Critics of the US ISP Comcast aren't backing down after the company defended its traffic management practices in a Federal Communications Commission (FCC) filing last week by asserting that its tactics fall well within the bounds of reasonable network management practices.
Comcast has been under fire from advocacy groups such as the Electronic Frontier Foundation and the Free Press since last October when the Associated Press reported that the company was actively interfering with some of its customers' ability to share files online.
Essentially, the AP has reported, Comcast has been employing technology that is activated when a user attempts to share a complete file with another user through peer-to-peer technology such as BitTorrent and Gnutella. As the user is uploading the file, Comcast sends a message to both the uploader and the downloader telling them that there has been an error within the network and that a new connection must be established. Because the message sent to users does not appear to be sent directly from Comcast, many critics have accused Comcast of sending forged or spoofed packets that they say are deceiving to consumers.
In Comcast's filing with the FCC, which came a little more than a month after FCC Chairman Kevin Martin announced that the FCC would investigate complaints about Comcast's P2P traffic-blocking, the company came out swinging against its critics by accusing them of using "extremist rhetoric" and "inflammatory hyperbole" in their accusations. Comcast says that it only interferes with P2P traffic when such traffic is at a high enough level to "degrade the activities" for all of its high-speed Internet customers.
Comcast acknowledges in its filing that it sends out TCP reset packets to delay or stop P2P uploads. The company vehemently denies, however, that these TCP RST packets are "forged" and insists that they are only used "to signal that there is an error condition" on the network.
"This action is nothing more than the system saying that it cannot, at that moment, process additional high-resource demands without becoming overwhelmed," writes Comcast, which compares its methods with those of "a traffic ramp control light [that] regulates the entry of additional vehicles onto a freeway during rush hour."

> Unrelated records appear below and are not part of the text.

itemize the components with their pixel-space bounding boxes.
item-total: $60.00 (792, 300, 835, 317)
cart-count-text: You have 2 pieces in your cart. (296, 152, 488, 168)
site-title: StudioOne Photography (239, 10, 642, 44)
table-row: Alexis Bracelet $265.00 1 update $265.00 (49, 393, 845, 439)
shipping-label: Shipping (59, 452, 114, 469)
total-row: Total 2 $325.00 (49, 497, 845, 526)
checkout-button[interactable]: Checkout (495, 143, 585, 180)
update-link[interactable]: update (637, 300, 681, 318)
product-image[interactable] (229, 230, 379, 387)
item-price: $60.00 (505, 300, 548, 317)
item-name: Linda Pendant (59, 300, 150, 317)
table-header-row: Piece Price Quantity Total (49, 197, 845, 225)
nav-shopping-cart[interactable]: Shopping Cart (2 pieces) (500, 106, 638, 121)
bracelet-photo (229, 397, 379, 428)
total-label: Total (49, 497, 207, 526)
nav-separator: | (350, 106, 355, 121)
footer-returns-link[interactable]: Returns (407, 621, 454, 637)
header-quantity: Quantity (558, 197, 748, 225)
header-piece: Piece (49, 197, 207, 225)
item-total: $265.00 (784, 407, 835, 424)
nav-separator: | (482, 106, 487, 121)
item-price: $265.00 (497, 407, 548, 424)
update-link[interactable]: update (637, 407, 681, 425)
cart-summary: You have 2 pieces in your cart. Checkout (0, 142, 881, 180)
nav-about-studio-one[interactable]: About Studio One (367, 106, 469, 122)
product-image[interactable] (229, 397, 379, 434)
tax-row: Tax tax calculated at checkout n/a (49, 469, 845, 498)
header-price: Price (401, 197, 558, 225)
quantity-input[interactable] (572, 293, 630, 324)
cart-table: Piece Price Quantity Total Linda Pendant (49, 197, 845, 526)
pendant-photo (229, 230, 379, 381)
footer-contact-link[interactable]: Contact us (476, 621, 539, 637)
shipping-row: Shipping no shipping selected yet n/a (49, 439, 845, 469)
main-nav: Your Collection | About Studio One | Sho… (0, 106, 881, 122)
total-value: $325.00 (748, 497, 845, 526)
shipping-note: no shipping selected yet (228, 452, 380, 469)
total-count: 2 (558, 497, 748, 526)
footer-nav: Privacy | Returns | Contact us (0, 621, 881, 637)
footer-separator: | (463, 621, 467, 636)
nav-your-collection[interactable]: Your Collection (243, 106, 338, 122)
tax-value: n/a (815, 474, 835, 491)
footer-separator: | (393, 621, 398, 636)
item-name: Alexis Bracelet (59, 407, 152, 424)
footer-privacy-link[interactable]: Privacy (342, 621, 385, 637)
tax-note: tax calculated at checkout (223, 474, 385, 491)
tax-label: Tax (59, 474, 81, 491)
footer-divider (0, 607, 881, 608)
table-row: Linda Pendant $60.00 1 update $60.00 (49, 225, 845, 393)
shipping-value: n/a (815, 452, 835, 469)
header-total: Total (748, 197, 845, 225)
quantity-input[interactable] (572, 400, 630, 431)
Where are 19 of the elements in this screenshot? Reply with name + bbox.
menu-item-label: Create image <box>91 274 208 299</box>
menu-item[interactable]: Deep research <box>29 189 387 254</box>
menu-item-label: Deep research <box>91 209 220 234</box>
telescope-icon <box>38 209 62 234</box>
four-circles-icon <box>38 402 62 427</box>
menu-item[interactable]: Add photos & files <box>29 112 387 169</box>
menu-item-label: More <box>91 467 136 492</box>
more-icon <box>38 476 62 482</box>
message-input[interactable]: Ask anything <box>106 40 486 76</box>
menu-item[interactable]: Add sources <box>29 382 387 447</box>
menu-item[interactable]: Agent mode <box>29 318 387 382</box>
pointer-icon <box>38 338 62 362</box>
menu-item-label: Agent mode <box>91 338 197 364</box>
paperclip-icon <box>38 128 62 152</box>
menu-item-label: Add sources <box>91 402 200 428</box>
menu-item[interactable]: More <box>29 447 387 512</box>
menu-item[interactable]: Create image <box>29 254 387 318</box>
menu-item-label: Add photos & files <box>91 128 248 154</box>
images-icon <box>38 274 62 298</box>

Comcast's critics, however, take issue with how the company characterizes its methods. For instance, when the EFF first tested Comcast's network for TCP RST packet use, it noted that such that such packets were not present in similar tests it conducted on connections provided by AT&T, Sonic or overseas ISPs. As the EFF noted at the time, several other ISPs have to deal with users that hog bandwidth on their networks, and many of them use tactics such as dynamic per-user traffic shaping that mitigate individual user's impact on their network by setting limits on how much data-per-second any user can transmit.